Volle Feiertage, leere Kirchen
Georg Renner ist freier Journalist in Niederösterreich und Wien mit Fokus auf Sachpolitik. Er betreibt den Politik-Podcast „Ist das wichtig?“ und publiziert unter anderem für „Datum“ und „WZ“. Zuvor war er nach Stationen bei der „Presse“, „NZZ.at“ und „Addendum“ Innenpolitikchef der „Kleine Zeitung“.
Österreich hat 13 gesetzliche Feiertage und liegt damit im europäischen Spitzenfeld. Nur zwei davon, der Staatsfeiertag am 1. Mai und der Nationalfeiertag am 26. Oktober, sind säkulare Anlässe. Die übrigen elf – Neujahr, Epiphanie, Ostermontag, Pfingstmontag, Fronleichnam, Christi Himmelfahrt, Mariä Himmelfahrt, Allerheiligen, Mariä Empfängnis, Weihnachten und der Stefanitag – sind allesamt christlichen Ursprungs. Von diesen elf sind zehn über das Arbeitsruhegesetz hinaus auch noch völkerrechtlich abgesichert, in einem Staatsvertrag Österreichs mit dem Heiligen Stuhl, dem Konkordat. Gleichzeitig meldet die Kirche Jahr für Jahr neue Tiefstände bei der Zahl ihrer Anhänger und Gottesdienstbesucher.

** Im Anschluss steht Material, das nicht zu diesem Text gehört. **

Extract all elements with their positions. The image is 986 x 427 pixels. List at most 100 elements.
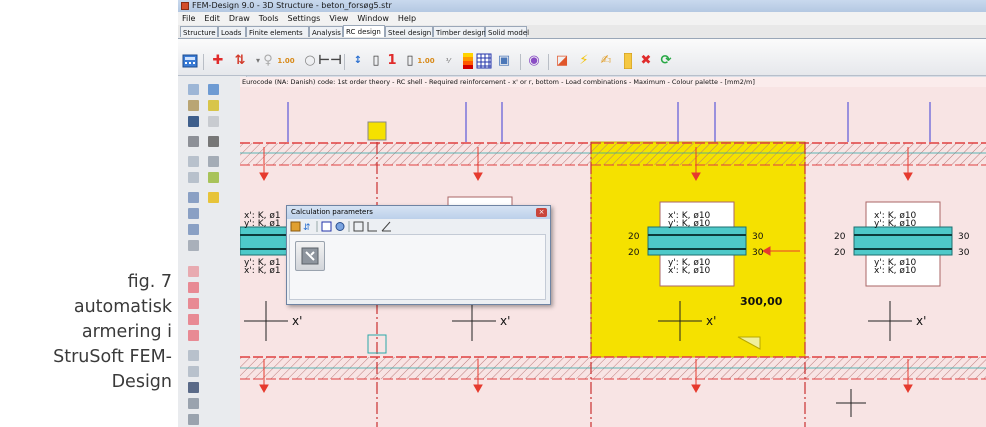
layers-icon[interactable] bbox=[208, 156, 219, 167]
menu-window[interactable]: Window bbox=[353, 12, 394, 25]
dimension-icon[interactable] bbox=[188, 398, 199, 409]
rebar-value: 20 bbox=[834, 248, 846, 258]
arc-icon[interactable] bbox=[188, 314, 199, 325]
ruler-icon[interactable] bbox=[620, 53, 636, 69]
axis-label: x' bbox=[292, 314, 302, 328]
one-icon[interactable]: 1 bbox=[384, 53, 400, 69]
paste-icon[interactable] bbox=[188, 224, 199, 235]
cube-icon[interactable] bbox=[188, 366, 199, 377]
box-icon[interactable] bbox=[188, 350, 199, 361]
point-icon[interactable] bbox=[188, 266, 199, 277]
ruler-icon[interactable]: ▯ bbox=[368, 53, 384, 69]
calculation-parameters-dialog[interactable]: Calculation parameters × ⇵ bbox=[286, 205, 551, 305]
rectangle-icon[interactable] bbox=[188, 298, 199, 309]
toolbar-separator bbox=[548, 54, 549, 70]
figure-caption: fig. 7 automatisk armering i StruSoft FE… bbox=[0, 270, 172, 395]
number-icon[interactable]: 1.00 bbox=[277, 53, 294, 69]
status-info-text: Eurocode (NA: Danish) code: 1st order th… bbox=[240, 77, 986, 87]
tab-finite-elements[interactable]: Finite elements bbox=[246, 26, 309, 37]
tool-icon[interactable] bbox=[188, 240, 199, 251]
wrench-icon bbox=[301, 247, 319, 265]
ruler-icon[interactable]: ▯ bbox=[402, 53, 418, 69]
app-icon bbox=[181, 2, 189, 10]
tab-rc-design[interactable]: RC design bbox=[343, 25, 385, 37]
tab-timber-design[interactable]: Timber design bbox=[433, 26, 486, 37]
grid-icon[interactable] bbox=[476, 53, 492, 69]
rebar-value: 30 bbox=[752, 248, 764, 258]
result-value: 300,00 bbox=[740, 295, 783, 308]
palette-icon[interactable] bbox=[460, 53, 476, 69]
line-icon[interactable] bbox=[188, 282, 199, 293]
text-icon[interactable] bbox=[188, 382, 199, 393]
settings-icon[interactable]: ◉ bbox=[526, 53, 542, 69]
layout-icon[interactable] bbox=[208, 172, 219, 183]
menu-help[interactable]: Help bbox=[394, 12, 421, 25]
rc-design-toolbar: ✚ ⇅ ▾ ♀ 1.00 ○ ⊢⊣ ↕ ▯ 1 ▯ 1.00 ⅟ ▣ ◉ ◪ ⚡… bbox=[178, 39, 986, 76]
refresh-icon[interactable]: ⟳ bbox=[658, 53, 674, 69]
pin-icon[interactable] bbox=[208, 136, 219, 147]
circle-icon[interactable] bbox=[188, 330, 199, 341]
menu-view[interactable]: View bbox=[325, 12, 353, 25]
dimension-icon[interactable]: ⊢⊣ bbox=[318, 53, 342, 69]
hand-icon bbox=[290, 221, 301, 232]
print-icon[interactable] bbox=[188, 136, 199, 147]
copy-icon[interactable] bbox=[188, 208, 199, 219]
tab-solid-model[interactable]: Solid model bbox=[485, 26, 529, 37]
canvas-label: x': K, ø1 bbox=[244, 266, 281, 276]
menu-edit[interactable]: Edit bbox=[200, 12, 225, 25]
delete-icon[interactable]: ✖ bbox=[638, 53, 654, 69]
save-icon[interactable] bbox=[188, 116, 199, 127]
drawing-tools-sidebar bbox=[178, 76, 247, 427]
layers-icon[interactable]: ◪ bbox=[554, 53, 570, 69]
redo-icon[interactable] bbox=[188, 172, 199, 183]
bulb-icon[interactable]: ♀ bbox=[260, 53, 276, 69]
dialog-body bbox=[289, 234, 546, 300]
wrench-button[interactable] bbox=[295, 241, 325, 271]
menu-file[interactable]: File bbox=[178, 12, 200, 25]
fraction-icon[interactable]: ⅟ bbox=[440, 53, 456, 69]
page-icon[interactable] bbox=[208, 116, 219, 127]
reinforcement-beam bbox=[647, 226, 747, 256]
close-button[interactable]: × bbox=[536, 208, 547, 217]
wall-top bbox=[240, 143, 986, 165]
home-icon[interactable] bbox=[188, 84, 199, 95]
title-bar: FEM-Design 9.0 - 3D Structure - beton_fo… bbox=[178, 0, 986, 12]
lightning-icon[interactable]: ⚡ bbox=[576, 53, 592, 69]
arrows-icon[interactable]: ⇅ bbox=[232, 53, 248, 69]
view-icon[interactable] bbox=[208, 84, 219, 95]
table-icon[interactable] bbox=[188, 414, 199, 425]
rebar-value: 20 bbox=[834, 232, 846, 242]
sort-icon[interactable]: ↕ bbox=[350, 53, 366, 69]
cut-icon[interactable] bbox=[188, 192, 199, 203]
hand-icon[interactable]: ✍ bbox=[598, 53, 614, 69]
support-marker bbox=[367, 121, 387, 141]
menu-tools[interactable]: Tools bbox=[255, 12, 284, 25]
add-icon[interactable]: ✚ bbox=[210, 53, 226, 69]
rebar-value: 20 bbox=[628, 232, 640, 242]
dialog-title: Calculation parameters bbox=[291, 208, 373, 216]
zoom-icon[interactable]: ○ bbox=[302, 53, 318, 69]
tab-analysis[interactable]: Analysis bbox=[309, 26, 343, 37]
menu-settings[interactable]: Settings bbox=[284, 12, 326, 25]
caption-line: StruSoft FEM- bbox=[53, 347, 172, 367]
folder-icon[interactable] bbox=[208, 192, 219, 203]
tab-loads[interactable]: Loads bbox=[218, 26, 246, 37]
dialog-title-bar[interactable]: Calculation parameters × bbox=[287, 206, 550, 219]
canvas-label: y': K, ø10 bbox=[668, 219, 711, 229]
tab-structure[interactable]: Structure bbox=[180, 26, 218, 37]
rebar-value: 30 bbox=[958, 232, 970, 242]
number-icon[interactable]: 1.00 bbox=[417, 53, 434, 69]
module-tab-bar: Structure Loads Finite elements Analysis… bbox=[178, 25, 986, 39]
reinforcement-beam bbox=[240, 226, 291, 256]
open-icon[interactable] bbox=[188, 100, 199, 111]
toolbar-separator bbox=[344, 54, 345, 70]
menu-draw[interactable]: Draw bbox=[225, 12, 255, 25]
display-icon[interactable]: ▣ bbox=[496, 53, 512, 69]
help-icon[interactable] bbox=[208, 100, 219, 111]
calculator-icon[interactable] bbox=[182, 53, 198, 69]
tab-steel-design[interactable]: Steel design bbox=[385, 26, 433, 37]
undo-icon[interactable] bbox=[188, 156, 199, 167]
canvas-label: x': K, ø10 bbox=[874, 266, 917, 276]
angle-icon bbox=[381, 221, 391, 232]
canvas-label: y': K, ø10 bbox=[874, 219, 917, 229]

Auch wenn die Zahl der Gläubigen seit dem Ende der Volkszählungen zur Jahrtausendwende nicht mehr amtlich erfasst wird, lässt sich aus der Zahl an Taufen, Begräbnissen und Kirchenaustritten rekonstruieren, dass der Anteil der Katholiken in Österreich mittlerweile eher unter 50 Prozent der Bevölkerung liegen dürfte. (Trotzdem ist die Kirche bei weitem die größte Glaubensgemeinschaft in Österreich; die zweitgrößte Gruppe, jene der Menschen ohne Bekenntnis, dürfte gerade einmal halb so groß sein.)

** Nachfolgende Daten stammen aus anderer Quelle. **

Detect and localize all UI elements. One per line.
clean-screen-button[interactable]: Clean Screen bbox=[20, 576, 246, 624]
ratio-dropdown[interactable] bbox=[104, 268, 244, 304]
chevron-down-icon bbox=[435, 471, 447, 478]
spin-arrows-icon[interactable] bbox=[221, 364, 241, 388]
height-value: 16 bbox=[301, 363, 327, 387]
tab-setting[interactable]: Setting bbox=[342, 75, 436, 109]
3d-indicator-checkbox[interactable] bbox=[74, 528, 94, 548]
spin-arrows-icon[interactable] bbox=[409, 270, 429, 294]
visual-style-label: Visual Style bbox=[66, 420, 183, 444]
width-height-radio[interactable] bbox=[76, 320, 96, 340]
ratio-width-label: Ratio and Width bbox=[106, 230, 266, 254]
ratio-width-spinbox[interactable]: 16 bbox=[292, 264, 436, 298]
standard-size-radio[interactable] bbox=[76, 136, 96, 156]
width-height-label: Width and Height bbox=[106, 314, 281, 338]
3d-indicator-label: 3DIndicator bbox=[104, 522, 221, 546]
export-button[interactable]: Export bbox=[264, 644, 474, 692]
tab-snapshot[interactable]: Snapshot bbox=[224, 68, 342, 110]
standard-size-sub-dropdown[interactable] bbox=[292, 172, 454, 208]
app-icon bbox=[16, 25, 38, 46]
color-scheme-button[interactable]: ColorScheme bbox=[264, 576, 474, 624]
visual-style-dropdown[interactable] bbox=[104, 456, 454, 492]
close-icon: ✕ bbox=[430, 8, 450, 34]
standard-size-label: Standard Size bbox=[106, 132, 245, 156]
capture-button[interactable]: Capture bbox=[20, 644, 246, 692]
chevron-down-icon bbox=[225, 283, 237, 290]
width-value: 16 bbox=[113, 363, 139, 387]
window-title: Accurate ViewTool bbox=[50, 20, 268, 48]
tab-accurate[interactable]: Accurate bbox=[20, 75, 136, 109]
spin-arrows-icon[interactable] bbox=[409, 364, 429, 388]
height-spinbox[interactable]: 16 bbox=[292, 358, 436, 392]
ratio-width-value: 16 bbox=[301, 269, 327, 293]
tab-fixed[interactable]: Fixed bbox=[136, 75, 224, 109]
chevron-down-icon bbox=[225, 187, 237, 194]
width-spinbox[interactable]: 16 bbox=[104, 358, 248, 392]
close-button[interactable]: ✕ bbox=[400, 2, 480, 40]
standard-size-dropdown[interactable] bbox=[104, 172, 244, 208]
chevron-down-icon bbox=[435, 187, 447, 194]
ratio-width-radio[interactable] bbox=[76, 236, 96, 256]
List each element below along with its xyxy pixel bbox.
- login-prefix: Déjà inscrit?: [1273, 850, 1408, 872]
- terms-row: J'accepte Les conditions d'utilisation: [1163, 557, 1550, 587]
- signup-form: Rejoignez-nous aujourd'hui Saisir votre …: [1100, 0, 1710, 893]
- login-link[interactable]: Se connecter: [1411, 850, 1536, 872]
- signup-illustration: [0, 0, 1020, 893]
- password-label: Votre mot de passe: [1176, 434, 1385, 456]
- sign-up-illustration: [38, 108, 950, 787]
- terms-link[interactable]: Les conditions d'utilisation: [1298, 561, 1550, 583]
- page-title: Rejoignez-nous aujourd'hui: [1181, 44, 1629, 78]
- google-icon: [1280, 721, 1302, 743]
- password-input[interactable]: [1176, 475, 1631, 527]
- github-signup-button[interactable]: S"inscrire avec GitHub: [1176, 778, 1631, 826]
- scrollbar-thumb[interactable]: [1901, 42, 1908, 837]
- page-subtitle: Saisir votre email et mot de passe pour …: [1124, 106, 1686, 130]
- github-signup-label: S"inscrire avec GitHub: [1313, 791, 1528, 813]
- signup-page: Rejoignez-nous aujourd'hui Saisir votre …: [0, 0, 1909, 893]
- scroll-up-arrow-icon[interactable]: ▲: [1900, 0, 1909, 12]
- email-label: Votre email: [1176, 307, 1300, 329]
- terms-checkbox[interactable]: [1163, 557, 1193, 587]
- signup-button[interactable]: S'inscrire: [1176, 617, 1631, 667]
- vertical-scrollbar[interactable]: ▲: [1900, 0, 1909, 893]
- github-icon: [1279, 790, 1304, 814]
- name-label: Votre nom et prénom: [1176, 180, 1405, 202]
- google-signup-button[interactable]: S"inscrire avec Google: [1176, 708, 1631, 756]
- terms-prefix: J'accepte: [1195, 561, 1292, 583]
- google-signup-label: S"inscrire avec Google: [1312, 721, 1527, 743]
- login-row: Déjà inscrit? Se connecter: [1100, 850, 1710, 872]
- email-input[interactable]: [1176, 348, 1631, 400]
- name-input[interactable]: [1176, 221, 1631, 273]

Auch die Zahl der Messbesucher sinkt deutlich: An den beiden „Zählsonntagen“, an denen die Pfarren die Teilnehmer melden, hat die Kirche 2023 321.821 bzw. 347.891 Besucher registriert – vor den Corona-Jahren lag die Zahl noch um die 500.000.

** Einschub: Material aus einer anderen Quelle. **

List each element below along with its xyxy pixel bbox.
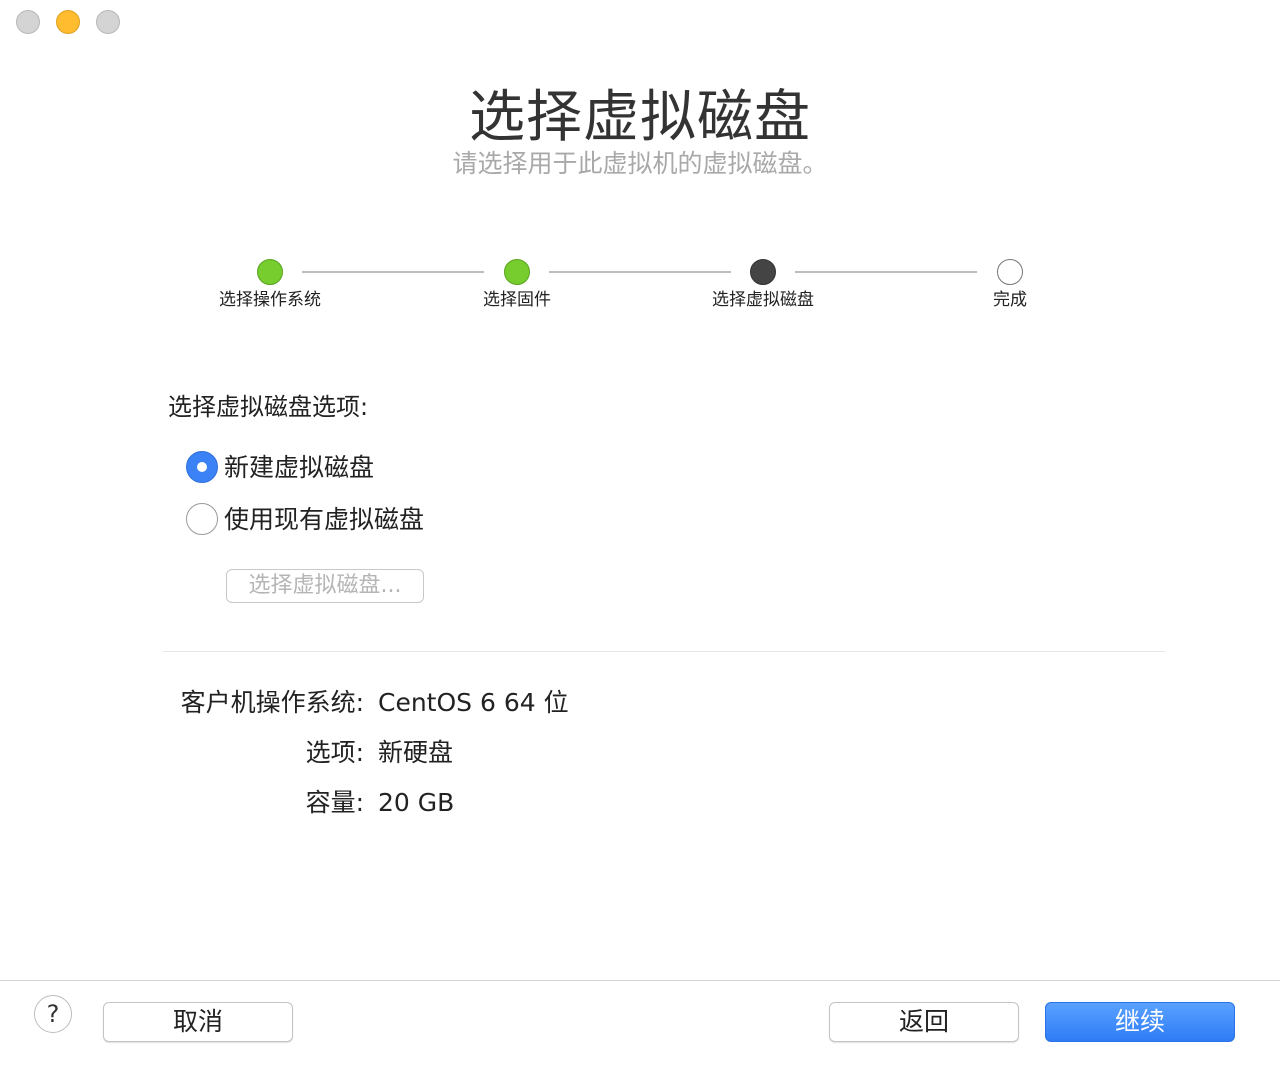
disk-options-heading: 选择虚拟磁盘选项: xyxy=(168,393,369,421)
step-indicator-finish xyxy=(997,259,1023,285)
page-subtitle: 请选择用于此虚拟机的虚拟磁盘。 xyxy=(452,149,828,178)
step-label-finish: 完成 xyxy=(993,290,1027,310)
continue-button[interactable]: 继续 xyxy=(1045,1002,1235,1042)
capacity-value: 20 GB xyxy=(378,788,455,817)
choose-disk-button[interactable]: 选择虚拟磁盘... xyxy=(226,569,424,603)
capacity-label: 容量: xyxy=(305,788,364,817)
step-indicator-os xyxy=(257,259,283,285)
vm-wizard-window: 选择虚拟磁盘 请选择用于此虚拟机的虚拟磁盘。 选择操作系统 选择固件 选择虚拟磁… xyxy=(0,0,1280,1066)
section-divider xyxy=(163,651,1165,652)
new-disk-radio[interactable] xyxy=(186,451,218,483)
step-label-os: 选择操作系统 xyxy=(219,290,321,310)
option-label: 选项: xyxy=(305,738,364,767)
step-connector xyxy=(302,271,484,273)
step-label-disk: 选择虚拟磁盘 xyxy=(712,290,814,310)
window-minimize-button[interactable] xyxy=(56,10,80,34)
existing-disk-radio[interactable] xyxy=(186,503,218,535)
cancel-button[interactable]: 取消 xyxy=(103,1002,293,1042)
help-button[interactable]: ? xyxy=(34,995,72,1033)
new-disk-radio-label[interactable]: 新建虚拟磁盘 xyxy=(224,451,374,485)
step-connector xyxy=(549,271,731,273)
existing-disk-radio-label[interactable]: 使用现有虚拟磁盘 xyxy=(224,503,424,537)
step-indicator-disk xyxy=(750,259,776,285)
option-value: 新硬盘 xyxy=(378,738,454,767)
step-indicator-firmware xyxy=(504,259,530,285)
window-zoom-button[interactable] xyxy=(96,10,120,34)
footer-divider xyxy=(0,980,1280,981)
back-button[interactable]: 返回 xyxy=(829,1002,1019,1042)
guest-os-label: 客户机操作系统: xyxy=(180,688,364,717)
step-label-firmware: 选择固件 xyxy=(483,290,551,310)
guest-os-value: CentOS 6 64 位 xyxy=(378,688,569,717)
window-close-button[interactable] xyxy=(16,10,40,34)
step-connector xyxy=(795,271,977,273)
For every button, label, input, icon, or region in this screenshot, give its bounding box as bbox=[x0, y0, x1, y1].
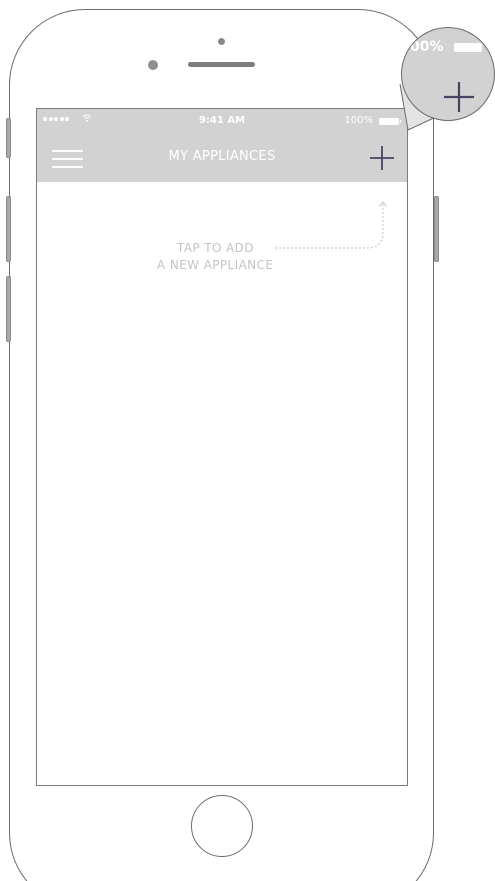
zoomed-plus-icon bbox=[442, 80, 476, 114]
zoom-callout: 00% bbox=[401, 27, 495, 121]
zoomed-battery-percentage: 00% bbox=[410, 39, 444, 55]
zoomed-battery-icon bbox=[454, 43, 482, 52]
callout-pointer bbox=[399, 83, 439, 131]
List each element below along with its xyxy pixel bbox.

Man mag das tragisch finden, aber: Kirchliche Rituale verlieren in Österreich wie in ganz Westeuropa in einem historischen Ausmaß an Bedeutung. Was irgendwann auch die Frage aufwerfen wird, wie der Staat mit den Feiertagen umgehen soll, deren Sinn explizit darin bestand, diese Rituale begehen zu können.
Im Sinne des Erfinders war es nämlich nicht, Fronleichnam zu einer schönen Frühsommerwanderung zu nutzen oder gar mit nur einem Urlaubstag einen Kurzurlaub konsumieren zu können – sondern sicherzustellen, dass jene, die an der Fronleichnamsprozession teilnehmen (was damals weiteste Teile der Bevölkerung betraf) nicht durch schnöde Erwerbsarbeit davon abgehalten werden.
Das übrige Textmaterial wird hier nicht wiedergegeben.